Jangankan Abby, kawan-kawannya saja memborbardirnya dengan banyak pertanyaan. Anarkhia Lai' yang itu, yang selama ini selalu melajang dan hidup sebagaimana ia ingin tiba-tiba saja foto mesra dengan kakak kelas sekolah sebelahnya yang menaruh dagunya di bahu Khia.
Bukan hanya dia saja yang berpikir tentang kemurkaan yang kemungkinan besar terjadi di sisi lain kota Bandung ini karena Jio juga memikirkan hal yang sama saat ia mengajak Laké mengobrol berdua selagi hanya mereka saja di kamar Jio.
"Si Ab pasti nge-spam lo dari kemarin, ya?" tanya Jio, menggerutu sendiri karena menyebut nama cewek itu sudah jadi kebiasaannya tiap membicarakannya dengan Laké. "Eh, maaf, namanya—"
"Nggak apa, Yo. Santai ajalah." Katanya menenangkan meski rasa bersalah masih hinggap dalam diri Jio. "Gue nggak tahu juga tentang dia nge-spam atau enggak.
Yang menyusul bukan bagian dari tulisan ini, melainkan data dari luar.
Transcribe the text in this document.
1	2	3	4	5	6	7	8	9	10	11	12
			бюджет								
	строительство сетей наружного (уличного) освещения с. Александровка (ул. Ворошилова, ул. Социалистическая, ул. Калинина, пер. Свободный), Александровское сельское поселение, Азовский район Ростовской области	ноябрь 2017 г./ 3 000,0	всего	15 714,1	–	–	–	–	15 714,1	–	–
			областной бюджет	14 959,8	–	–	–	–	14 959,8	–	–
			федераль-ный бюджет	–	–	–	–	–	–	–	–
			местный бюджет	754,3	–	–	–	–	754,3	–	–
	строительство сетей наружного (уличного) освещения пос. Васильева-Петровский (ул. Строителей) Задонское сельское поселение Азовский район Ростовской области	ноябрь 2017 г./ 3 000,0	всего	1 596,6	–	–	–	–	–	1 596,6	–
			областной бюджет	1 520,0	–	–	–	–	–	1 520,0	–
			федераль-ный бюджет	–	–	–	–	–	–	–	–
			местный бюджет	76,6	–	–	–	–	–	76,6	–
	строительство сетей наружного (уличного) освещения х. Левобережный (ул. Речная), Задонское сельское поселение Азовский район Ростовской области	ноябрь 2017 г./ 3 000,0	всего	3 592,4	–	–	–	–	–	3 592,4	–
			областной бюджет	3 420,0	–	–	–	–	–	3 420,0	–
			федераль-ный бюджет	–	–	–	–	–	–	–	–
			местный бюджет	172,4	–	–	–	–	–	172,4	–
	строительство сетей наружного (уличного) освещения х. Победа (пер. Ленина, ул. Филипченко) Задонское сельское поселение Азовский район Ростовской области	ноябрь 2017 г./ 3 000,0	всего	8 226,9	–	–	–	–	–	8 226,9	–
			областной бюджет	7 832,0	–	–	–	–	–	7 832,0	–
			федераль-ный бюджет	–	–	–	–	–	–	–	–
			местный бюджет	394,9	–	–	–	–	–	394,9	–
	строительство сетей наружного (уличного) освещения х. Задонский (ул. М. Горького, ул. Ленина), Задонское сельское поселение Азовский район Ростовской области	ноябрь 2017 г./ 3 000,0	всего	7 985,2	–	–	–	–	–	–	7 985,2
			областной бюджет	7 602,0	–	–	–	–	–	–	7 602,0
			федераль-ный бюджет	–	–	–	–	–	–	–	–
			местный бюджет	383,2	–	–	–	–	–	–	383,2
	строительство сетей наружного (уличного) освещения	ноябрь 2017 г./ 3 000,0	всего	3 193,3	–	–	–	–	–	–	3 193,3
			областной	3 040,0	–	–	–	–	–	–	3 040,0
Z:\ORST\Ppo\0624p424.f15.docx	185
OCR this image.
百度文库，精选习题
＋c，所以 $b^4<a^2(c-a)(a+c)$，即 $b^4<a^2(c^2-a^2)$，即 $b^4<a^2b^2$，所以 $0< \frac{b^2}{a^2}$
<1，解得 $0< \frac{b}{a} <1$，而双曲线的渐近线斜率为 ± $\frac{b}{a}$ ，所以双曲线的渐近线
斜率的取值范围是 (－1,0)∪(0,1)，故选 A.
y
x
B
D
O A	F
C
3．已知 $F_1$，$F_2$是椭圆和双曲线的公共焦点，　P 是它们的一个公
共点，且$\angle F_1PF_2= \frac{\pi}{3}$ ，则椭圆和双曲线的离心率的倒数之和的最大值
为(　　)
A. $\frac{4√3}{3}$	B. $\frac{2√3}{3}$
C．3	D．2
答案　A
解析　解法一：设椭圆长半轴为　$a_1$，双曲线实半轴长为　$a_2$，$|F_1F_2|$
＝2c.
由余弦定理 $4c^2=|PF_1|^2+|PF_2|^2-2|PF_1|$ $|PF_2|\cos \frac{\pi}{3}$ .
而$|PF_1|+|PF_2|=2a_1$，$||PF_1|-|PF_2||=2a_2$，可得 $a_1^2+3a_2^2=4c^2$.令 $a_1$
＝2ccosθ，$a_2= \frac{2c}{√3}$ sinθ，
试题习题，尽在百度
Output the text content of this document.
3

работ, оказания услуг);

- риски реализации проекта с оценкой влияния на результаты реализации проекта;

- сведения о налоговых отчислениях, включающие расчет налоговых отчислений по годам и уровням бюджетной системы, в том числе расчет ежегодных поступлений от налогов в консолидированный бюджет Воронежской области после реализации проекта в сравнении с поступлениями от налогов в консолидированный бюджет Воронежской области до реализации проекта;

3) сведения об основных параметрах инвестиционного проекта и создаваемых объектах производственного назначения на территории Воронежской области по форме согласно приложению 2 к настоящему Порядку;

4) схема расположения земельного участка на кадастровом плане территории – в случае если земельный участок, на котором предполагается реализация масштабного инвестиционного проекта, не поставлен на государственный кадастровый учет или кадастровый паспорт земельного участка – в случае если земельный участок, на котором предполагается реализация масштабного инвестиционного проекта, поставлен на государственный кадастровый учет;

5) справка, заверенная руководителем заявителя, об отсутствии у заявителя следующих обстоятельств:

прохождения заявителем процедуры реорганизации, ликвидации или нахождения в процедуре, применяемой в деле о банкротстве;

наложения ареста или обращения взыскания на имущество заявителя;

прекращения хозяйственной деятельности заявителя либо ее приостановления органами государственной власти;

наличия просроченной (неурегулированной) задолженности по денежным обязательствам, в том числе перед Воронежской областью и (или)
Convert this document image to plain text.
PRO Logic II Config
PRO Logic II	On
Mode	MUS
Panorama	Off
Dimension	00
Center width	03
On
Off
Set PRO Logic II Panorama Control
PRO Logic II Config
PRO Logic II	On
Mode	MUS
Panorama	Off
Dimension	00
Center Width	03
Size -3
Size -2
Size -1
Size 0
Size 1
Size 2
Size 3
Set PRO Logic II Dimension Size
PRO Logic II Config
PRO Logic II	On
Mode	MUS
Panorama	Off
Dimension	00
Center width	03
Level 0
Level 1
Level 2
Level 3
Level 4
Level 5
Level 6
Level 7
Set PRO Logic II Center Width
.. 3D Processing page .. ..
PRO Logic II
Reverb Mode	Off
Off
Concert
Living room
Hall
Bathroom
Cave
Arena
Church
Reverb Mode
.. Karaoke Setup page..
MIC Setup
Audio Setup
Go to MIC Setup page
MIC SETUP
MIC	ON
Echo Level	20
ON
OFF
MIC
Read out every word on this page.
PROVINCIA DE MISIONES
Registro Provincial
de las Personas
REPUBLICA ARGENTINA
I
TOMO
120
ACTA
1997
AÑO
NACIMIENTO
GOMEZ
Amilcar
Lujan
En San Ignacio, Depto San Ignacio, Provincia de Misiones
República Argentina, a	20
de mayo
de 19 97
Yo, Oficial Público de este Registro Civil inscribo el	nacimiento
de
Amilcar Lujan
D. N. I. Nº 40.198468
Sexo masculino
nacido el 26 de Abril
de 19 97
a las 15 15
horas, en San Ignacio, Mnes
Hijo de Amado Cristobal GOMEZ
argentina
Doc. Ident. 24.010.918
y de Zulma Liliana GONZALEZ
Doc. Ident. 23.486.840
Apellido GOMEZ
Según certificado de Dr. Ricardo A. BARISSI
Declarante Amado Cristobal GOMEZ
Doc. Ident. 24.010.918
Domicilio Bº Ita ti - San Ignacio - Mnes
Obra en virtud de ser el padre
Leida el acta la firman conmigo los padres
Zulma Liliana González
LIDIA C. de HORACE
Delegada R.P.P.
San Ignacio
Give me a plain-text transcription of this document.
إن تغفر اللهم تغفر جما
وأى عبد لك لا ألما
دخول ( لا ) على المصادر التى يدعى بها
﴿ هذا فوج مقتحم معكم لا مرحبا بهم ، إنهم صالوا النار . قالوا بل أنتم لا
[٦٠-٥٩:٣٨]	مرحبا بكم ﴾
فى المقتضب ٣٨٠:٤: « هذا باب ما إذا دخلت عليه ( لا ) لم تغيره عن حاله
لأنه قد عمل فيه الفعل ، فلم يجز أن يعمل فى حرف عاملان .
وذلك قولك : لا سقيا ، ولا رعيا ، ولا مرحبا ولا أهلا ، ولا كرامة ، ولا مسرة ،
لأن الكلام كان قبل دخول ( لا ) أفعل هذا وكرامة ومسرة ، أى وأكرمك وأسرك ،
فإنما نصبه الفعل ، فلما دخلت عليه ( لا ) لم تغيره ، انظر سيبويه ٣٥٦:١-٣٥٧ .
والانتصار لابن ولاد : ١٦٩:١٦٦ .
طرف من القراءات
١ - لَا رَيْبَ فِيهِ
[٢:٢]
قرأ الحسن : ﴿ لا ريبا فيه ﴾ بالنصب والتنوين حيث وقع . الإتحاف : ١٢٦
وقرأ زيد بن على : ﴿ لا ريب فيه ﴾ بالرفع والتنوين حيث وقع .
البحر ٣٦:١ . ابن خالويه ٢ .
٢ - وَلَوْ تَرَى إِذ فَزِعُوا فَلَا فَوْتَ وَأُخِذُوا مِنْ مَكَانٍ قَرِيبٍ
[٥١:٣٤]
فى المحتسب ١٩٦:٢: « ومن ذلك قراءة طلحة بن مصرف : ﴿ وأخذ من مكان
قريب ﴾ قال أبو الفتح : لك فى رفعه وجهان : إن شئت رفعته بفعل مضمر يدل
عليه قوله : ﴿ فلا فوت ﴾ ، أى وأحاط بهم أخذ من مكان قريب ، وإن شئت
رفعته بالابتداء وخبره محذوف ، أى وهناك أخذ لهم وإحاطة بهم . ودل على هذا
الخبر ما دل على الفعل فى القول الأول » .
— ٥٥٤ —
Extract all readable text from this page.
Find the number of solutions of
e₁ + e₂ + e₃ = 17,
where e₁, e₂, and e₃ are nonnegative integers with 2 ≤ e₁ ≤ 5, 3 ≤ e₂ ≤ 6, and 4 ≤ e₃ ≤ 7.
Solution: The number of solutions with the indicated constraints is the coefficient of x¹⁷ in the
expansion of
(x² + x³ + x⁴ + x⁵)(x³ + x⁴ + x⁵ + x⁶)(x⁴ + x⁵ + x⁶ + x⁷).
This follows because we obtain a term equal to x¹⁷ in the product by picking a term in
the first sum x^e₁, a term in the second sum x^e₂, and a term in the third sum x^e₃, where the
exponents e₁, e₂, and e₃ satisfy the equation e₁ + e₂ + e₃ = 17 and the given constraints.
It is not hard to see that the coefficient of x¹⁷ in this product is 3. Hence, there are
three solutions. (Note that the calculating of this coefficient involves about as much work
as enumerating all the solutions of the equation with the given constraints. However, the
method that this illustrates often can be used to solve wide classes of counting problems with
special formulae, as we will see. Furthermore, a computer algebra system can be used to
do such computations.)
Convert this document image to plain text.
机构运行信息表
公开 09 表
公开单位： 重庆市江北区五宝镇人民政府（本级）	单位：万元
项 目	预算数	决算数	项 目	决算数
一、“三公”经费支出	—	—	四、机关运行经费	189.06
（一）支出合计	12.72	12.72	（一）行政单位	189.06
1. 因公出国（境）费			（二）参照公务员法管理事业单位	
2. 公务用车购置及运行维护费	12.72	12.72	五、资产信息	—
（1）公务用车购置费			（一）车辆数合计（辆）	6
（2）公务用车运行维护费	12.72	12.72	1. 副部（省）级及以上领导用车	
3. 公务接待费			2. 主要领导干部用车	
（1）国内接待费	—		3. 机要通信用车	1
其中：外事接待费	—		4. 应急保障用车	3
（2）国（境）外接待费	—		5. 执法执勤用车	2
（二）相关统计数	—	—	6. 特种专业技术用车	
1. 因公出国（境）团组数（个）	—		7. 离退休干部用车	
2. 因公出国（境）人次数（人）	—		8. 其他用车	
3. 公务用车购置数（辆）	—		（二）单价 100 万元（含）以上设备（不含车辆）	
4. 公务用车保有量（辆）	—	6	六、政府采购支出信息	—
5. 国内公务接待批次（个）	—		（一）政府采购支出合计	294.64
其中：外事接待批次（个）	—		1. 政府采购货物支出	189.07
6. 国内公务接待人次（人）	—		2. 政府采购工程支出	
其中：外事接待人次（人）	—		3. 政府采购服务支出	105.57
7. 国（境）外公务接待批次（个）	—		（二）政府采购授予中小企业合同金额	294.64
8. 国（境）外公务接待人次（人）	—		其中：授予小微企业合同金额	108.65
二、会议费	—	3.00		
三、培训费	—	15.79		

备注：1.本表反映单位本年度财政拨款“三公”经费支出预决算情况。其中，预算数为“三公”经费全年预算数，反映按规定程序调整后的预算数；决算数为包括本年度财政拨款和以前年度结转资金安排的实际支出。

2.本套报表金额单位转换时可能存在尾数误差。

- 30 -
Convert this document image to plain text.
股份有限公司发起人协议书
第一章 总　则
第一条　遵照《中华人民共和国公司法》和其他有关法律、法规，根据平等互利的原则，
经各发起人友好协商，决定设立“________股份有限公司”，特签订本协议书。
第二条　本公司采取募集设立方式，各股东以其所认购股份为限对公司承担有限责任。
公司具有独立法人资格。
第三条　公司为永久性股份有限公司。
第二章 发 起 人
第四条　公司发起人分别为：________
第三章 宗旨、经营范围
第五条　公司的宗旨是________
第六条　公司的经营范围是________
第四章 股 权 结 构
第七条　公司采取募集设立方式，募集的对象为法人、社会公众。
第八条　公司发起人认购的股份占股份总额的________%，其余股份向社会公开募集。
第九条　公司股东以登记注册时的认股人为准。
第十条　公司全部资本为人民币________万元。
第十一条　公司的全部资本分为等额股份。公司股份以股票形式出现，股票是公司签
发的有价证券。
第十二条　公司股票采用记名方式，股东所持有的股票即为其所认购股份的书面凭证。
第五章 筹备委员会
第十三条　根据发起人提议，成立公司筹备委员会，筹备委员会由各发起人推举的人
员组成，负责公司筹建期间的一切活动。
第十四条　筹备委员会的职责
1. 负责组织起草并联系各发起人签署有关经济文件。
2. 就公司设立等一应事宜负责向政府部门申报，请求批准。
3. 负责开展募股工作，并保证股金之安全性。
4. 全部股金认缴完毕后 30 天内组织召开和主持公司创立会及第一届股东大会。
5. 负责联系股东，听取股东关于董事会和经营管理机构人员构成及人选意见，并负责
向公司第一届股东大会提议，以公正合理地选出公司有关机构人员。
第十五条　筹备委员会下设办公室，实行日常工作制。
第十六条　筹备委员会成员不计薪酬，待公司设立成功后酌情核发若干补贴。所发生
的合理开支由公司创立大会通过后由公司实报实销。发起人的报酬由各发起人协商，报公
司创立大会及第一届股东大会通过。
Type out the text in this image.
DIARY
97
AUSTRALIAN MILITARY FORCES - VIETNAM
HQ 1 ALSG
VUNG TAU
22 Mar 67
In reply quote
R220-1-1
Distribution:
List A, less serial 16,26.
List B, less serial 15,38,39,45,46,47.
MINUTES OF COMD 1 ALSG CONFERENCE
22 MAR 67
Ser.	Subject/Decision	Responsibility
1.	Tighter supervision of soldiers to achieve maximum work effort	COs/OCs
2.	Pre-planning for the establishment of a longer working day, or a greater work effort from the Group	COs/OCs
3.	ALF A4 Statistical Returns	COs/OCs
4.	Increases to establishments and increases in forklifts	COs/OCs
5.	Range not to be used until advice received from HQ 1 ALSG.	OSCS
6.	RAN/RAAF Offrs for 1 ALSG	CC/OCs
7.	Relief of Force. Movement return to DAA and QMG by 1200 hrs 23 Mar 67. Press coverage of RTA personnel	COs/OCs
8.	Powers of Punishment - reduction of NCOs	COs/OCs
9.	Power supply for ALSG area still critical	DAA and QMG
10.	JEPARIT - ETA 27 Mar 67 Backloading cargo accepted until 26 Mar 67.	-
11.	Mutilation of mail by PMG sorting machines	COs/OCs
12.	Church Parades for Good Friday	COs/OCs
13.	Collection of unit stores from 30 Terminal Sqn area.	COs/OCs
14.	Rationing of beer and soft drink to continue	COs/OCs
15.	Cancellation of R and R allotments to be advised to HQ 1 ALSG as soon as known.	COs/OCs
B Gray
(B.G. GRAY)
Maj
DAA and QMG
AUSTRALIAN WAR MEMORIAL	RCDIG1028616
Gue matiin ponsel dari kemarin makanya gue bilang ke orang tua gue biar ngechat lo aja kalau ada butuh sesuatu."
"Anjing? Kalau gitu mah yang ngechat gue entar kemungkinan bukan orang tua lo doang tapi ada si itu juga?"
Laké mengangkat bahu dengan raut wajah tengil. "Kalau itu, gue nggak tahu, sih."
Tidak lama setelah kalimat penuh nada jahil Laké itu mengudara, pesan dari orang yang baru dibicarakan langsung muncul di notifikasi layar ponsel Jio. "Tuh, kan, kata gue juga apa. Anaknya nggak berhasil nemu lo, langsung nyari gue. Please, jangan ke rumah gue."
"Dia bilang apa?"
Jio membacakan cukup vokal sampai Laké tidak mungkin salah mendengarnya. "Ini banyak banget dia manggil gue sambil nanya lo dimana. Banyak. Banget. Lalu, Jio, please kasih tahu gue Laké dimana. Gue nggak bisa kalau dia hilang."
Laké menyandarkan kepalanya yang tiba-tiba pening ke dinding. Jio tersenyum terpaksa, amat pahit untuk disaksikan.
"Dia tuh udah obsesif, Ké. Lo bener-bener harus coba siapin hati lo biar sanggup bilang enggak ke dia." Jio menatap kawannya yang menatapnya balik juga tidak sanggup. "Dia kesetanan gini kalau lo hilang cuma sebentar sedangkan dianya aja ninggalin lo semudah balikin telapak tangannya sendiri selama dua minggu waktu itu."
Laké tidak memberi reaksi apa-apa hingga Jio melanjutkan perkataannya. "Seolah-olah lo tuh bikin dia adiktif, kayak narkoba."
"Lo ngomong gitu, tahu-tahu si—" Laké belum selesai merampungkan kalimatnya saat pintu kamarnya dibuka tanpa ketokan terlebih dahulu.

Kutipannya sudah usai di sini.